Section 5 of the Act of August 11, 1856, making a similar grant to the State of Mississippi, was identical with this.
By the Postal Appropriation Act of July 12, 1876, 19 Stat. 78, 82, c. 179, it was provided in section 13
"that railroad companies whose railroad was constructed in whole or in part by a land grant made by Congress on the condition that the mails should be transported over their road at such price as Congress should by law direct shall receive only eighty percentum of the compensation authorized by this act."
In construing this section in connection with the transportation of the mails by the Alabama and Chattanooga Railroad Company, the Postmaster General decided that the section required that the reduced rate should be paid for carrying the mails only upon that part of its road which had been aided by the land grant, and that the full rate allowed to roads which had not been thus aided should be paid for the residue of this road.

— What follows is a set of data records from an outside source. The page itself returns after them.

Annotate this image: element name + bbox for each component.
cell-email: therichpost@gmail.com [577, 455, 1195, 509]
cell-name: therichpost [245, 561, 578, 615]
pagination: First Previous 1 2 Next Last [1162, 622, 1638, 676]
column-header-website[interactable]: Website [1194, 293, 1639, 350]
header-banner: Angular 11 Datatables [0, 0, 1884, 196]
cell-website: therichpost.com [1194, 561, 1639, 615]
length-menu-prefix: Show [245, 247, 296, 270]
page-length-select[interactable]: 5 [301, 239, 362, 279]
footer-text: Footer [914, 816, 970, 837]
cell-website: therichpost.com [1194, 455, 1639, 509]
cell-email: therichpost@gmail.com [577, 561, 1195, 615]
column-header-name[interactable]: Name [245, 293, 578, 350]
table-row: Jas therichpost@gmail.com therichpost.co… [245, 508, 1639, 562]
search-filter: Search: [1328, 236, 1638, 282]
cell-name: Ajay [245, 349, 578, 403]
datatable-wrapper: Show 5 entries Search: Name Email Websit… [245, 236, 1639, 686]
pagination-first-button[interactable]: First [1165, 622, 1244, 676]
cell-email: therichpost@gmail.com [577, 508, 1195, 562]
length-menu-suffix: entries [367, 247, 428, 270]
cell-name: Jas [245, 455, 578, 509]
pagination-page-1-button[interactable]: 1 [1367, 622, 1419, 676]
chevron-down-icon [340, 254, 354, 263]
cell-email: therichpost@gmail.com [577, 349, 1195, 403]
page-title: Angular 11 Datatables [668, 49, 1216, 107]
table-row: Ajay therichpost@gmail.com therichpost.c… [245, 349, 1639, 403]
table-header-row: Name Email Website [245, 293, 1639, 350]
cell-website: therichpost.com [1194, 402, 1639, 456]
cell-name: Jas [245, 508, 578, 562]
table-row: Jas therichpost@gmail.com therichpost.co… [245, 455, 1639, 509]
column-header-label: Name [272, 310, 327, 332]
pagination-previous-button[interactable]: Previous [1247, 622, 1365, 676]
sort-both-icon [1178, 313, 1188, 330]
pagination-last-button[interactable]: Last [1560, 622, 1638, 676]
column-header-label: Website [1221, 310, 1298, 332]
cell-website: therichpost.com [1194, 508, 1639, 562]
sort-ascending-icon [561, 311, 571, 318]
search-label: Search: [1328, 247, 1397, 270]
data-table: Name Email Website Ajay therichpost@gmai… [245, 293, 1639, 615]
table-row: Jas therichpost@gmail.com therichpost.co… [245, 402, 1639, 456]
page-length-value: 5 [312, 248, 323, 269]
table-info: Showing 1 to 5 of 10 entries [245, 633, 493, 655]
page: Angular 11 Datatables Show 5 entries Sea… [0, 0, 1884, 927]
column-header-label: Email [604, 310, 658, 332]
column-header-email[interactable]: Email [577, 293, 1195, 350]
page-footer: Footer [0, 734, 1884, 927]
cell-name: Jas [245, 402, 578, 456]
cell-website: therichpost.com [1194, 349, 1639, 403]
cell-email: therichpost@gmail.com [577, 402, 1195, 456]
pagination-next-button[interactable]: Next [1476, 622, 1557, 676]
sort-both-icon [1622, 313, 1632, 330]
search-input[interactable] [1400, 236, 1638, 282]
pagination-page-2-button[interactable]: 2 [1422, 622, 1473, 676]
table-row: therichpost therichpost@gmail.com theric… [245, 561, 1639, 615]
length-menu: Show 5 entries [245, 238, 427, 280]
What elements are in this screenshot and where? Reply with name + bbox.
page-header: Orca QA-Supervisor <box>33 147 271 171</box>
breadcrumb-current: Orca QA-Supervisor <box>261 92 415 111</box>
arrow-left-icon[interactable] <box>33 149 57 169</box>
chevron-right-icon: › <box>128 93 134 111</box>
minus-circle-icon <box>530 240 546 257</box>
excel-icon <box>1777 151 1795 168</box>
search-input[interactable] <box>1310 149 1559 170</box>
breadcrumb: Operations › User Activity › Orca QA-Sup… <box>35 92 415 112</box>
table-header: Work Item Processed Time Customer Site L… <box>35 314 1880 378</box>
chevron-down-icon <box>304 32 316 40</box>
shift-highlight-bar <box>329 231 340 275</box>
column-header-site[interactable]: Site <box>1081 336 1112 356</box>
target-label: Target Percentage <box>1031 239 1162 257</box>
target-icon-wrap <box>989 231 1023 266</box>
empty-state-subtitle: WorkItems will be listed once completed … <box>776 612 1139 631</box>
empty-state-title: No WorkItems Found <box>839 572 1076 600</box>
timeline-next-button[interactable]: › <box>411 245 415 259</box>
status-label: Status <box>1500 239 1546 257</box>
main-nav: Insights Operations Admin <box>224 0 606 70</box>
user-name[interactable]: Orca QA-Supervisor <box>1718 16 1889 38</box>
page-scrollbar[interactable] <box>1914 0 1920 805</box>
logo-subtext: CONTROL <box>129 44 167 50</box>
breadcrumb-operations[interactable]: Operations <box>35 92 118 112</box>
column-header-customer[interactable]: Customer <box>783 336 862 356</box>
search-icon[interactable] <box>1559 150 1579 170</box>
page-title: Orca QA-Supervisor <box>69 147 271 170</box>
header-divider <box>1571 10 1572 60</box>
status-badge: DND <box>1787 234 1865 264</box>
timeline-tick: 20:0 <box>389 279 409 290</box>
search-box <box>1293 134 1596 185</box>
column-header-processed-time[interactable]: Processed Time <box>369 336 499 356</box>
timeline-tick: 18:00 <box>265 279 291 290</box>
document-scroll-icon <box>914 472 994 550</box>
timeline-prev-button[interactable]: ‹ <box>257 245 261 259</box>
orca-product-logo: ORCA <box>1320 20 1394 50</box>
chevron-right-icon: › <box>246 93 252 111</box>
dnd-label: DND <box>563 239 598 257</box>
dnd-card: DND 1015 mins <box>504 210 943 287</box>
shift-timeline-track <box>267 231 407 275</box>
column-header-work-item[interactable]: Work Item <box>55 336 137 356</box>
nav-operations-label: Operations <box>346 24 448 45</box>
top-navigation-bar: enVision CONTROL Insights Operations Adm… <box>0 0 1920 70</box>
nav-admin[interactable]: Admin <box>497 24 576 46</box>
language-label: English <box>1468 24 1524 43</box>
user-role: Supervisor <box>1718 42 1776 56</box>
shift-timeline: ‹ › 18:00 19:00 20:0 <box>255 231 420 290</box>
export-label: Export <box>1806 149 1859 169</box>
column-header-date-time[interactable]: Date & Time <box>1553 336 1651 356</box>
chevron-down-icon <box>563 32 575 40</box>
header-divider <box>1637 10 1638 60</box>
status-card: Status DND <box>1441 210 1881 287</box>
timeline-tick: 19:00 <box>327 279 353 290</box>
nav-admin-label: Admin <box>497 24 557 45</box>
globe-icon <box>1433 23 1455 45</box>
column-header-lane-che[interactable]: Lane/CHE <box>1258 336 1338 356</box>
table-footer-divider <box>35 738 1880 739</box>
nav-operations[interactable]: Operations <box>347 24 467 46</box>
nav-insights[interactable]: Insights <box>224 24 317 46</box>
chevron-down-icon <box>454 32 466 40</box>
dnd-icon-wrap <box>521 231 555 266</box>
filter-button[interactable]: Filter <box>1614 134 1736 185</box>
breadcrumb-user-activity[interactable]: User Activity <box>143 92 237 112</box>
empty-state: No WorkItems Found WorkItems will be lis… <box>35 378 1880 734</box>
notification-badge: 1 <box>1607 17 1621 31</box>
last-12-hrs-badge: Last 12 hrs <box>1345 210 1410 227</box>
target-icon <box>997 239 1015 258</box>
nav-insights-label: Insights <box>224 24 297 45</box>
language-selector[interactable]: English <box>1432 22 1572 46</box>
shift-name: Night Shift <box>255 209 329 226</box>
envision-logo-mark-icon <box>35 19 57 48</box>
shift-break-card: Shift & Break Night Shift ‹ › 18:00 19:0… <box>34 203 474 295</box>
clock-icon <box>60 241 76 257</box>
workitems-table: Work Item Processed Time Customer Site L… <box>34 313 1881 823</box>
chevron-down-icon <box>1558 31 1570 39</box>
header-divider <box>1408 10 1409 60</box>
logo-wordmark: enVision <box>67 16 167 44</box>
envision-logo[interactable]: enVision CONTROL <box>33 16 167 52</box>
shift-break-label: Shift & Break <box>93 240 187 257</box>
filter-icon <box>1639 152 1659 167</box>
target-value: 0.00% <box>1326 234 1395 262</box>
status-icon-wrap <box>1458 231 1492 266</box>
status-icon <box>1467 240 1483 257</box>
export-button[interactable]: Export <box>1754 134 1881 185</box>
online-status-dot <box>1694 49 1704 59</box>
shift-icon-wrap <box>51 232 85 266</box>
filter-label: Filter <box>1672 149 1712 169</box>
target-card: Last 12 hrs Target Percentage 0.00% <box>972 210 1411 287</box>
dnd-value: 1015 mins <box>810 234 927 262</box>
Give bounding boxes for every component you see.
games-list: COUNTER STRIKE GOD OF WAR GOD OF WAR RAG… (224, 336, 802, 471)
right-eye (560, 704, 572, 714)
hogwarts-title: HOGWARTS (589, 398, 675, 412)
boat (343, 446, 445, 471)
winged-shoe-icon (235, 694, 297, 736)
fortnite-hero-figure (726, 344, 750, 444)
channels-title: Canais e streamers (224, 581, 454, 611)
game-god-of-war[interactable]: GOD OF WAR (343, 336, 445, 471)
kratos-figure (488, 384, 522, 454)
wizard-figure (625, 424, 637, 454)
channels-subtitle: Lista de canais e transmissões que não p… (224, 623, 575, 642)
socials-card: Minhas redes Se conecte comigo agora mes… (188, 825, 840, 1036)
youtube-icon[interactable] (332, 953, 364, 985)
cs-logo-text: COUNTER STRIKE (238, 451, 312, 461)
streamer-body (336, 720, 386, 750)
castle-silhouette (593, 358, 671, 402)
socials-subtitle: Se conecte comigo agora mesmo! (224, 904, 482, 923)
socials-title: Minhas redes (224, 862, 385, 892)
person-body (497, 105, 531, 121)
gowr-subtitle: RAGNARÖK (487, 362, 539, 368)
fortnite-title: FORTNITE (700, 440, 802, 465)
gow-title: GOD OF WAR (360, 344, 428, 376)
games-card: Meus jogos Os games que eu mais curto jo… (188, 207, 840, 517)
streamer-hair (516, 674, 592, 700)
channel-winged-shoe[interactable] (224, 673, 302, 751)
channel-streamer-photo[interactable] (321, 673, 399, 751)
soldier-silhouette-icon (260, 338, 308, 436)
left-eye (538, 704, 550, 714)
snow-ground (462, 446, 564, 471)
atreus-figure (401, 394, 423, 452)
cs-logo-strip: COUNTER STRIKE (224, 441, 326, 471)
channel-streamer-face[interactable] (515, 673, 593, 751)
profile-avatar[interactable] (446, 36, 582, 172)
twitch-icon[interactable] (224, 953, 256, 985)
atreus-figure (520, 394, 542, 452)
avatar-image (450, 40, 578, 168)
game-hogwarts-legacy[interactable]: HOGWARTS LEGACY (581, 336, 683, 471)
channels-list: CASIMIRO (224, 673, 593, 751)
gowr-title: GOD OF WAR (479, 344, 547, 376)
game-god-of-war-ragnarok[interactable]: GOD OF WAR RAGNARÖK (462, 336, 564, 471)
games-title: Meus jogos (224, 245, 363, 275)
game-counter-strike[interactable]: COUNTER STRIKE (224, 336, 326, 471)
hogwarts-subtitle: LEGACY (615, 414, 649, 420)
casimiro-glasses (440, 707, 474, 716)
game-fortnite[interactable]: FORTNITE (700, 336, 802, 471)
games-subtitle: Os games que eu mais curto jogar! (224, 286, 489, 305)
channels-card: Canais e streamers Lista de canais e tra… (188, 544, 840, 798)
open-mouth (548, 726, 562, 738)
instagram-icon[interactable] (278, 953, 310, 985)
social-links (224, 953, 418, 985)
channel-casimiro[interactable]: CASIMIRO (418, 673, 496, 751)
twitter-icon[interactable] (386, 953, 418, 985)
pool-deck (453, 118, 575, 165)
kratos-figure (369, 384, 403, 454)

The railroad company was therefore paid upon this basis from July 1, 1876, to June 30, 1880. At this time, the railroad having passed into the hands of the appellee, payments to the Alabama and Chattanooga Company ceased. The same service, however, was performed by the appellee, and compensation was paid to it upon the same basis from July 1, 1880, to June 30, 1885. In August, 1885, the Postmaster General then in office reviewed the Act of July 12, 1876, reversed the construction given to it by his predecessors, and decided that it required the payment of the reduced rate to the appellee over the whole of its line with the exception of the 5.7 miles operated under lease. This construction was given not on account of any mistake of fact in the original
orders under which payment had been made, but upon the ground of a supposed error of law in the interpretation of section 13. He gave to his opinion both a prospective and a retroactive effect, and ordered first that all future payments should be made on the reduced basis, and second that an account should be taken of all payments made by his predecessors since July 1, 1876, for mail service over this road in excess of the rate he held to be proper, and that this sum should be withheld from the amount due to the claimant.
Upon this state of facts, the Court of Claims gave judgment for the appellee both for the amount withheld for services prior to the revised construction of the law and for the amounts becoming due subsequent to such construction.
The opinion of the court is reported in 25 Ct.Cl. 30. From the judgment thus rendered the United States appealed to this Court.